The Backbone of the Church
Congregation in the Lord,
Let me start by raising a hypothetical question. In a hundred years when people look back to this period of church history in Australia, how will it be classified? Will it be classed as a dismal time? Or will people say ours was a time of real impact? Consider our situation. Here we sit in the modern church in Australia. And we have to admit that the golden age of the church seems to be well and truly gone. In the past bright students were encouraged to be ministers. Now the ministry is far from being a priority for such people. There was a time when the church had a role in directing the shape of society – now it is lumped together with a whole range of “special interest” groups. Even those who grew up in the church are losing interest - the number of people leaving the church increases at an alarming rate.
Of course that doesn’t mean we have given up. We still have our dreams:- visions, goals and direction setting are concepts which are often spoken about. And it is not as if we are sitting around doing nothing:- program after program is tried and tested. People are encouraged to be involved and make a difference. And always, still always, we pray fervently:- praying that the Lord will give us wisdom and direction as we seek to minister to the culture in which He has placed us.
Certainly there are events which are happening which get us excited. And yet it would also be fair to say that a sense of defeatism has been creeping into the church. The excited expectation of the past is just not as active today. And we sense that we shouldn’t feel defeated – we even ask God to forgive us for such thoughts. And we want to change. But we not always sure where to start. That’s why we are considering this passage today – because it does tell us where to start. We start by directing our attention onto the power of God.
The issue of God’s power at work is really the central message of this section. But Paul does not have the general power of God in mind – he has a specific focus.
“That power is like the working of His mighty strength which He exerted in Christ when He raised Him from the dead” (19b-20a).
We are talking here about “death-defeating” power.
• “Death-defeating” power enabled Jesus to be the victim of Satan’s mightiest weapon and yet walk away from the battle unharmed and untouchable.
• “Death-defeating” power signalled the beginning of a mass-exodus of people who were in the clutches of death, but who will now follow Jesus because He is just the first of many who would be raised from the dead.
• “Death-defeating” power proved that it was possible to rebuild a broken relationship with God. When God raised Jesus from the dead God was saying, “You do not belong in the grave. You belong before My throne”.

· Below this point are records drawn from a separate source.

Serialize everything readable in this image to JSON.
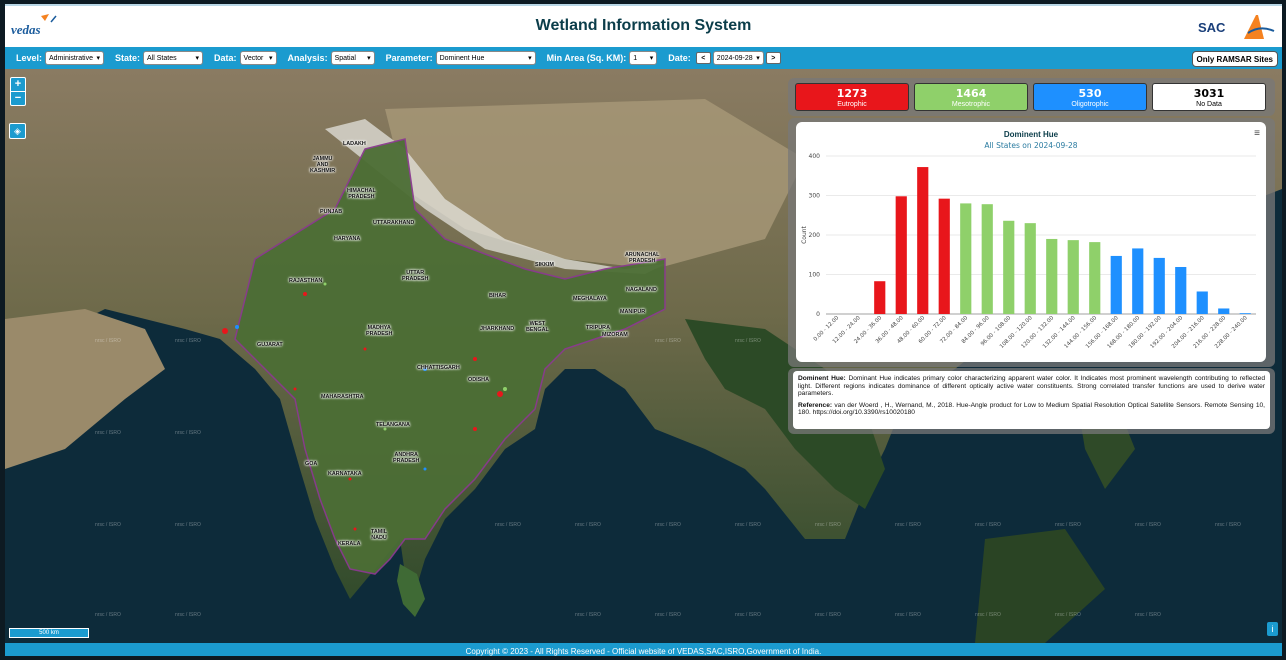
{
  "header": {
    "logo_text": "VEDAS",
    "title": "Wetland Information System",
    "right_logo_text": "SAC"
  },
  "toolbar": {
    "level_label": "Level:",
    "level_value": "Administrative",
    "state_label": "State:",
    "state_value": "All States",
    "data_label": "Data:",
    "data_value": "Vector",
    "analysis_label": "Analysis:",
    "analysis_value": "Spatial",
    "parameter_label": "Parameter:",
    "parameter_value": "Dominent Hue",
    "min_area_label": "Min Area (Sq. KM):",
    "min_area_value": "1",
    "date_label": "Date:",
    "prev_label": "<",
    "date_value": "2024-09-28",
    "next_label": ">",
    "ramsar_label": "Only RAMSAR Sites"
  },
  "map": {
    "zoom_in": "+",
    "zoom_out": "−",
    "scale_label": "500 km",
    "info_label": "i",
    "watermark": "nrsc / ISRO",
    "states": [
      "LADAKH",
      "JAMMU\nAND\nKASHMIR",
      "HIMACHAL\nPRADESH",
      "PUNJAB",
      "UTTARAKHAND",
      "HARYANA",
      "RAJASTHAN",
      "UTTAR\nPRADESH",
      "BIHAR",
      "SIKKIM",
      "ARUNACHAL\nPRADESH",
      "NAGALAND",
      "MEGHALAYA",
      "MANIPUR",
      "TRIPURA",
      "MIZORAM",
      "WEST\nBENGAL",
      "JHARKHAND",
      "MADHYA\nPRADESH",
      "GUJARAT",
      "CHHATTISGARH",
      "ODISHA",
      "MAHARASHTRA",
      "TELANGANA",
      "ANDHRA\nPRADESH",
      "GOA",
      "KARNATAKA",
      "TAMIL\nNADU",
      "KERALA"
    ]
  },
  "summary": {
    "cards": [
      {
        "value": "1273",
        "label": "Eutrophic",
        "color": "#e8161b"
      },
      {
        "value": "1464",
        "label": "Mesotrophic",
        "color": "#8fd06a"
      },
      {
        "value": "530",
        "label": "Oligotrophic",
        "color": "#1e90ff"
      },
      {
        "value": "3031",
        "label": "No Data",
        "color": "#ffffff"
      }
    ]
  },
  "chart_data": {
    "type": "bar",
    "title": "Dominent Hue",
    "subtitle": "All States on 2024-09-28",
    "ylabel": "Count",
    "xlabel": "",
    "ylim": [
      0,
      400
    ],
    "yticks": [
      0,
      100,
      200,
      300,
      400
    ],
    "categories": [
      "0.00 - 12.00",
      "12.00 - 24.00",
      "24.00 - 36.00",
      "36.00 - 48.00",
      "48.00 - 60.00",
      "60.00 - 72.00",
      "72.00 - 84.00",
      "84.00 - 96.00",
      "96.00 - 108.00",
      "108.00 - 120.00",
      "120.00 - 132.00",
      "132.00 - 144.00",
      "144.00 - 156.00",
      "156.00 - 168.00",
      "168.00 - 180.00",
      "180.00 - 192.00",
      "192.00 - 204.00",
      "204.00 - 216.00",
      "216.00 - 228.00",
      "228.00 - 240.00"
    ],
    "values": [
      0,
      0,
      83,
      298,
      372,
      292,
      280,
      278,
      236,
      230,
      190,
      187,
      182,
      147,
      166,
      142,
      119,
      57,
      14,
      1
    ],
    "colors": [
      "#e8161b",
      "#e8161b",
      "#e8161b",
      "#e8161b",
      "#e8161b",
      "#e8161b",
      "#8fd06a",
      "#8fd06a",
      "#8fd06a",
      "#8fd06a",
      "#8fd06a",
      "#8fd06a",
      "#8fd06a",
      "#1e90ff",
      "#1e90ff",
      "#1e90ff",
      "#1e90ff",
      "#1e90ff",
      "#1e90ff",
      "#1e90ff"
    ],
    "grid": true,
    "legend": "none"
  },
  "description": {
    "term": "Dominent Hue:",
    "text": "Dominant Hue indicates primary color characterizing apparent water color. It Indicates most prominent wavelength contributing to reflected light. Different regions indicates dominance of different optically active water constituents. Strong correlated transfer functions are used to derive water parameters.",
    "ref_label": "Reference:",
    "ref_text": "van der Woerd , H., Wernand, M., 2018. Hue-Angle product for Low to Medium Spatial Resolution Optical Satellite Sensors. Remote Sensing 10, 180. https://doi.org/10.3390/rs10020180"
  },
  "footer": {
    "text": "Copyright © 2023 - All Rights Reserved - Official website of VEDAS,SAC,ISRO,Government of India."
  }
}
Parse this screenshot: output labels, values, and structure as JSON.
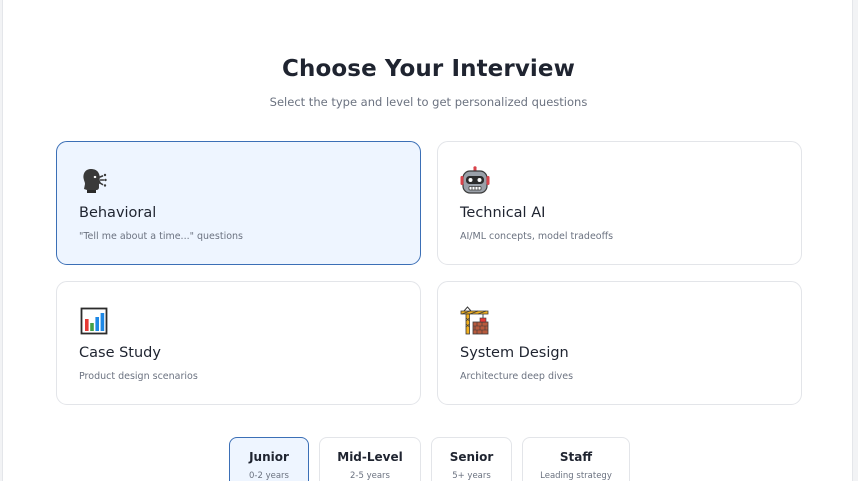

The fact that Jesus rose from the dead was not a simple matter. It took the combined work of our Triune God to make it happen – real power is at work here. Power being used by God in Christ to give a comprehensive answer to the sins of our past, our needs in the present, and our fears for the future. It is that power which is able to turn around the history of mankind – once the road was leading to eternal separation from God – now an eternal covenant becomes a real destination. It is power which can move us from the sphere of death to the throne of God. Power which enables us to follow Christ and walk in His footsteps. That power would be amazing enough, but its effects don’t stop there.
Paul goes on to say:
“That power … seated (Christ) at (God’s) right hand in the heavenly realms, far above all rule and authority, power and dominion, and every title that can be given, not only in the present age abut also in the age to come”. (20b-21)
Clearly, through His death and resurrection, Jesus is put into a position of staggering influence. But let’s be sure we understand these words correctly. Paul is addressing a context where all people, not just believers, were consciously aware of the presence of evil forces. Indeed such was the mindset of most people until the early 1800’s when science began to dispute such “nonsense”. The people of the early church knew “power” was in the hands of the dark forces. They really feared being influenced by demons and devils. When Paul speaks about the sitting of Christ far above such forces he is giving a perspective which reverses that fear. Christ has even these forces under control.